I wake up gasping. My nightmare was even more gruesome than usual. I slide out of bed, trying to avoid the memories that follow the dream like a shadow in bright sunlight. But the memories engulf me like glue, sticking to me and never letting go. I was lucky for a while because they weren't stuck so firmly and I could shake them off a little, but now they've caught up to me, and something tells me I won't get off so easy this time.
I begin to pace my small room. I feel like I need air. Staying in here will surly suffocate me. But most of my family members are light sleepers, so going down the hall, even with my light steps, isn't an option. Most people, at this point, would give up. Who needs air anyway? But I'm not one of those 'most people'. I go to my window to survey the scene below me. A line of old apple trees stretches from my window to the tall stone fence that surrounds our backyard- 'for the victors protection'- otherwise known as Prison Wall by young children. I almost laugh at the absurdity. This is too easy! With a leap and a swing, I am hanging from an out stretched limb of the first old apple tree. I smile as I remember the words "Orchards, huh? So that must be how you can fly around the trees like you've got wings." And then I remember that Katniss said it and that she is gone and that I killed her and for a moment I'm frozen in the air, forgetting how to breath, how to move, how to live as I am filled with the memory of Katniss, her rare smiles, her shooting an arrow, her Mockingjay pin, her face in the sky disappearing from the world forever.
But then the moment is over and I begin to swing from tree to tree over the Wall then I climb down a tree on the other side. The grass feels good under my bare feet. I can't stand going out in those tight-knit shoes from the Capitol. But since before the Games I only had bare feet, the fancy dress shoes are all I have now. So usually I don't go out much at all. I don't know how long it's been since I have gone outside out on my own will. But now that I'm out here, I can't believe I haven't gone out before now. I laugh at the beauty of the tree's and the swaying grasses and the star-swept sky. I'm so overwhelmed at everything that I have no idea where to go first. Then the obvious answer comes to me and I laugh again at the simpleness of it.

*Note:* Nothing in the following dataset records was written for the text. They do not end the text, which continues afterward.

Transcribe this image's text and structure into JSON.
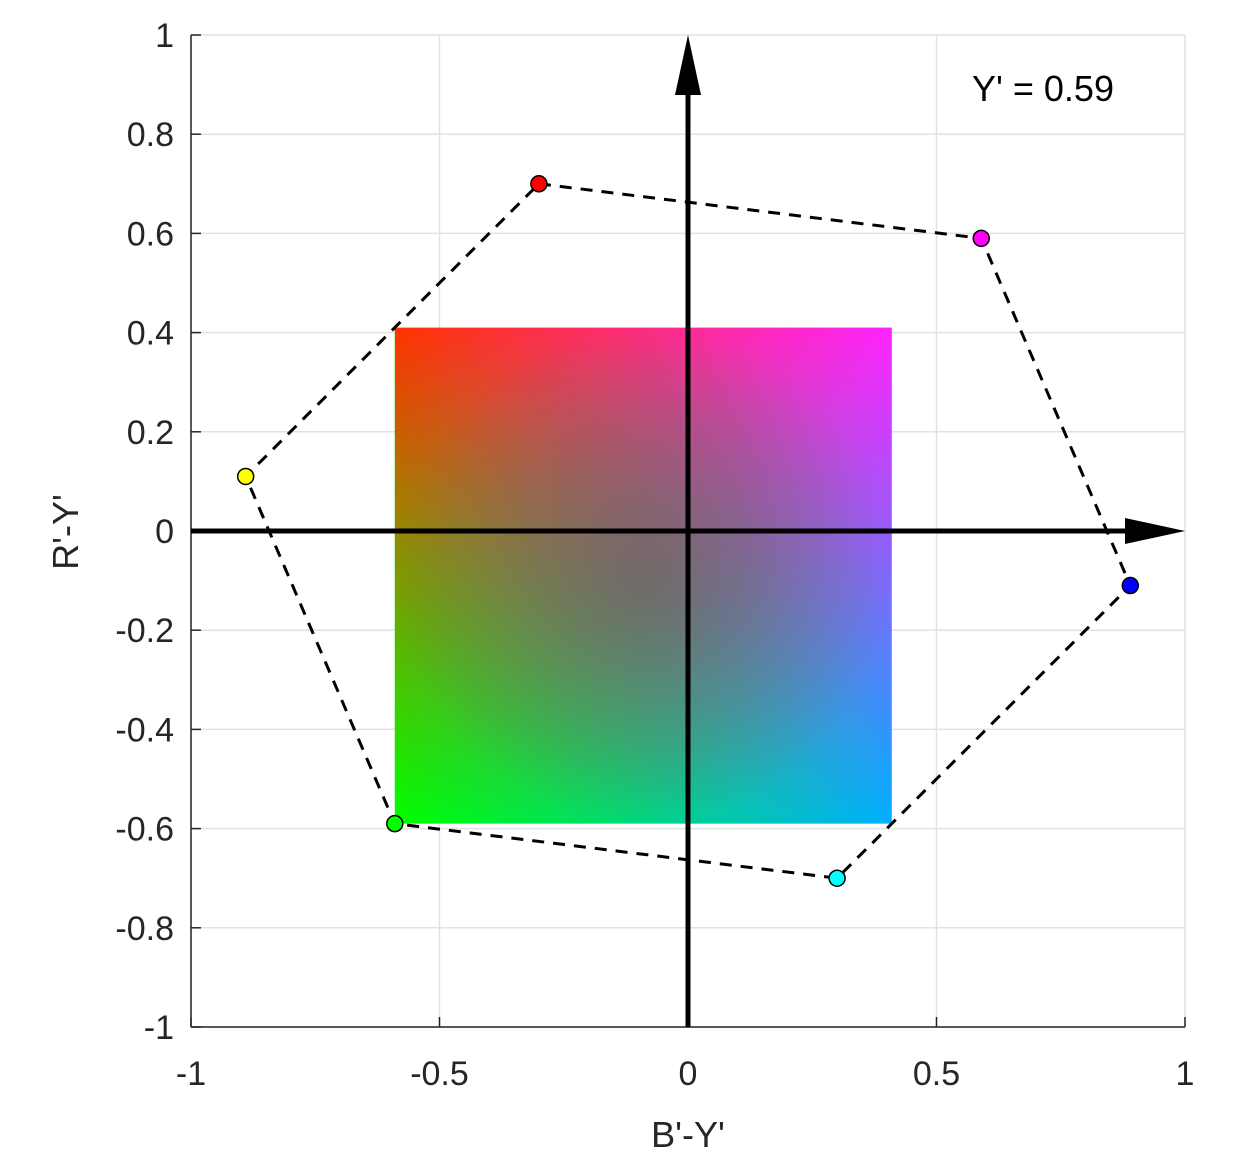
{
  "chart_data": {
    "type": "scatter",
    "xlabel": "B'-Y'",
    "ylabel": "R'-Y'",
    "xlim": [
      -1,
      1
    ],
    "ylim": [
      -1,
      1
    ],
    "grid": true,
    "x_ticks": [
      -1,
      -0.5,
      0,
      0.5,
      1
    ],
    "x_tick_labels": [
      "-1",
      "-0.5",
      "0",
      "0.5",
      "1"
    ],
    "y_ticks": [
      1,
      0.8,
      0.6,
      0.4,
      0.2,
      0,
      -0.2,
      -0.4,
      -0.6,
      -0.8,
      -1
    ],
    "y_tick_labels": [
      "1",
      "0.8",
      "0.6",
      "0.4",
      "0.2",
      "0",
      "-0.2",
      "-0.4",
      "-0.6",
      "-0.8",
      "-1"
    ],
    "annotation": "Y' = 0.59",
    "points": [
      {
        "x": -0.3,
        "y": 0.7,
        "color": "#ff0000",
        "name": "red-point"
      },
      {
        "x": 0.59,
        "y": 0.59,
        "color": "#ff00ff",
        "name": "magenta-point"
      },
      {
        "x": 0.89,
        "y": -0.11,
        "color": "#0000ff",
        "name": "blue-point"
      },
      {
        "x": 0.3,
        "y": -0.7,
        "color": "#00ffff",
        "name": "cyan-point"
      },
      {
        "x": -0.59,
        "y": -0.59,
        "color": "#00ff00",
        "name": "green-point"
      },
      {
        "x": -0.89,
        "y": 0.11,
        "color": "#ffff00",
        "name": "yellow-point"
      }
    ],
    "gamut_square": {
      "x_range": [
        -0.59,
        0.41
      ],
      "y_range": [
        -0.59,
        0.41
      ],
      "corner_colors": {
        "top_left": "#ff3300",
        "top_right": "#ff22ff",
        "bottom_left": "#00ff00",
        "bottom_right": "#00b0ff",
        "center": "#6b5c5c"
      }
    },
    "axes_arrows": true
  }
}
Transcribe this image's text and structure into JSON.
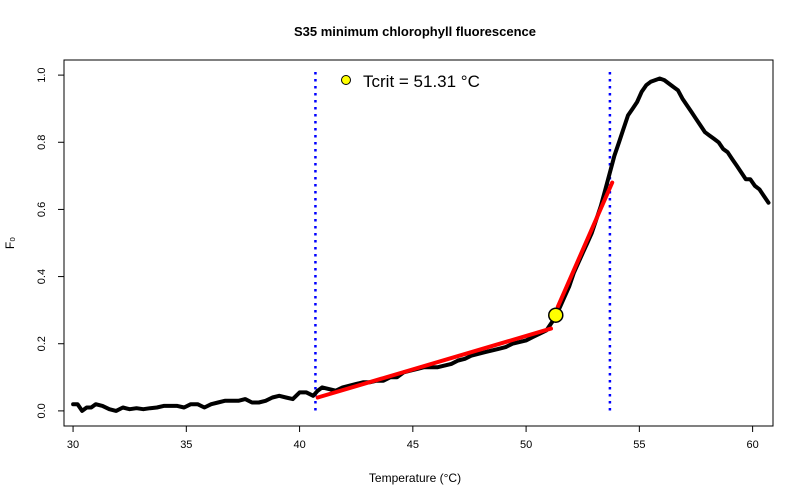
{
  "chart_data": {
    "type": "line",
    "title": "S35 minimum chlorophyll fluorescence",
    "xlabel": "Temperature (°C)",
    "ylabel": "F₀",
    "xlim": [
      29.6,
      60.9
    ],
    "ylim": [
      -0.045,
      1.045
    ],
    "x_ticks": [
      30,
      35,
      40,
      45,
      50,
      55,
      60
    ],
    "y_ticks": [
      0.0,
      0.2,
      0.4,
      0.6,
      0.8,
      1.0
    ],
    "x_tick_labels": [
      "30",
      "35",
      "40",
      "45",
      "50",
      "55",
      "60"
    ],
    "y_tick_labels": [
      "0.0",
      "0.2",
      "0.4",
      "0.6",
      "0.8",
      "1.0"
    ],
    "series": [
      {
        "name": "F0",
        "color": "#000000",
        "x": [
          30.0,
          30.2,
          30.4,
          30.6,
          30.8,
          31.0,
          31.3,
          31.6,
          31.9,
          32.2,
          32.5,
          32.8,
          33.1,
          33.4,
          33.7,
          34.0,
          34.3,
          34.6,
          34.9,
          35.2,
          35.5,
          35.8,
          36.1,
          36.4,
          36.7,
          37.0,
          37.3,
          37.6,
          37.9,
          38.2,
          38.5,
          38.8,
          39.1,
          39.4,
          39.7,
          40.0,
          40.3,
          40.6,
          40.8,
          41.0,
          41.3,
          41.6,
          41.9,
          42.2,
          42.5,
          42.8,
          43.1,
          43.4,
          43.7,
          44.0,
          44.3,
          44.6,
          44.9,
          45.2,
          45.5,
          45.8,
          46.1,
          46.4,
          46.7,
          47.0,
          47.3,
          47.6,
          47.9,
          48.2,
          48.5,
          48.8,
          49.1,
          49.4,
          49.7,
          50.0,
          50.3,
          50.6,
          50.9,
          51.2,
          51.5,
          51.7,
          51.9,
          52.1,
          52.3,
          52.5,
          52.7,
          52.9,
          53.1,
          53.3,
          53.5,
          53.7,
          53.9,
          54.1,
          54.3,
          54.5,
          54.7,
          54.9,
          55.1,
          55.3,
          55.5,
          55.7,
          55.9,
          56.1,
          56.3,
          56.5,
          56.7,
          56.9,
          57.1,
          57.3,
          57.5,
          57.7,
          57.9,
          58.1,
          58.3,
          58.5,
          58.7,
          58.9,
          59.1,
          59.3,
          59.5,
          59.7,
          59.9,
          60.1,
          60.3,
          60.5,
          60.7
        ],
        "y": [
          0.02,
          0.02,
          0.0,
          0.01,
          0.01,
          0.02,
          0.015,
          0.005,
          0.0,
          0.01,
          0.005,
          0.008,
          0.005,
          0.008,
          0.01,
          0.015,
          0.015,
          0.015,
          0.01,
          0.02,
          0.02,
          0.01,
          0.02,
          0.025,
          0.03,
          0.03,
          0.03,
          0.035,
          0.025,
          0.025,
          0.03,
          0.04,
          0.045,
          0.04,
          0.035,
          0.055,
          0.055,
          0.045,
          0.06,
          0.07,
          0.065,
          0.06,
          0.07,
          0.075,
          0.08,
          0.085,
          0.085,
          0.09,
          0.09,
          0.1,
          0.1,
          0.115,
          0.12,
          0.125,
          0.13,
          0.13,
          0.13,
          0.135,
          0.14,
          0.15,
          0.155,
          0.165,
          0.17,
          0.175,
          0.18,
          0.185,
          0.19,
          0.2,
          0.205,
          0.21,
          0.22,
          0.23,
          0.24,
          0.27,
          0.31,
          0.34,
          0.37,
          0.41,
          0.44,
          0.47,
          0.5,
          0.53,
          0.57,
          0.61,
          0.66,
          0.71,
          0.76,
          0.8,
          0.84,
          0.88,
          0.9,
          0.92,
          0.95,
          0.97,
          0.98,
          0.985,
          0.99,
          0.985,
          0.975,
          0.965,
          0.955,
          0.93,
          0.91,
          0.89,
          0.87,
          0.85,
          0.83,
          0.82,
          0.81,
          0.8,
          0.78,
          0.77,
          0.75,
          0.73,
          0.71,
          0.69,
          0.69,
          0.67,
          0.66,
          0.64,
          0.62
        ]
      },
      {
        "name": "fit-low",
        "color": "#ff0000",
        "x": [
          40.8,
          51.1
        ],
        "y": [
          0.04,
          0.245
        ]
      },
      {
        "name": "fit-high",
        "color": "#ff0000",
        "x": [
          51.4,
          53.8
        ],
        "y": [
          0.31,
          0.68
        ]
      }
    ],
    "vlines": [
      {
        "x": 40.7,
        "color": "#0000ff"
      },
      {
        "x": 53.7,
        "color": "#0000ff"
      }
    ],
    "tcrit_point": {
      "x": 51.31,
      "y": 0.285,
      "color": "#ffff00"
    },
    "legend": {
      "text": "Tcrit = 51.31 °C",
      "placement": "top-center",
      "marker_color": "#ffff00"
    }
  }
}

My Mockingjay friends! In the fields! They'll have missed me! I race through the tall grasses and wheat fields, past the vegetable 'garden' and into the orchards. Hardly pausing for breath, I scale up at tree with a few Mockingjay's in it. I'm so excited at recapturing a fragment of my old life that I can hardly hold still enough to sing my little four-note tune. But I do and I wait for the Mockingjays to sing it back to me, like they always do. But they don't. Franticly, I sing again, louder this time, praying for them to sing it back. But the response is the same utter silence as before. I can't believe it. They've forgotten me. They don't remember me at all. I guess I shouldn't be too surprised. After all, forgetting something is always easier than remembering it.
I slump down on my branch, defeated.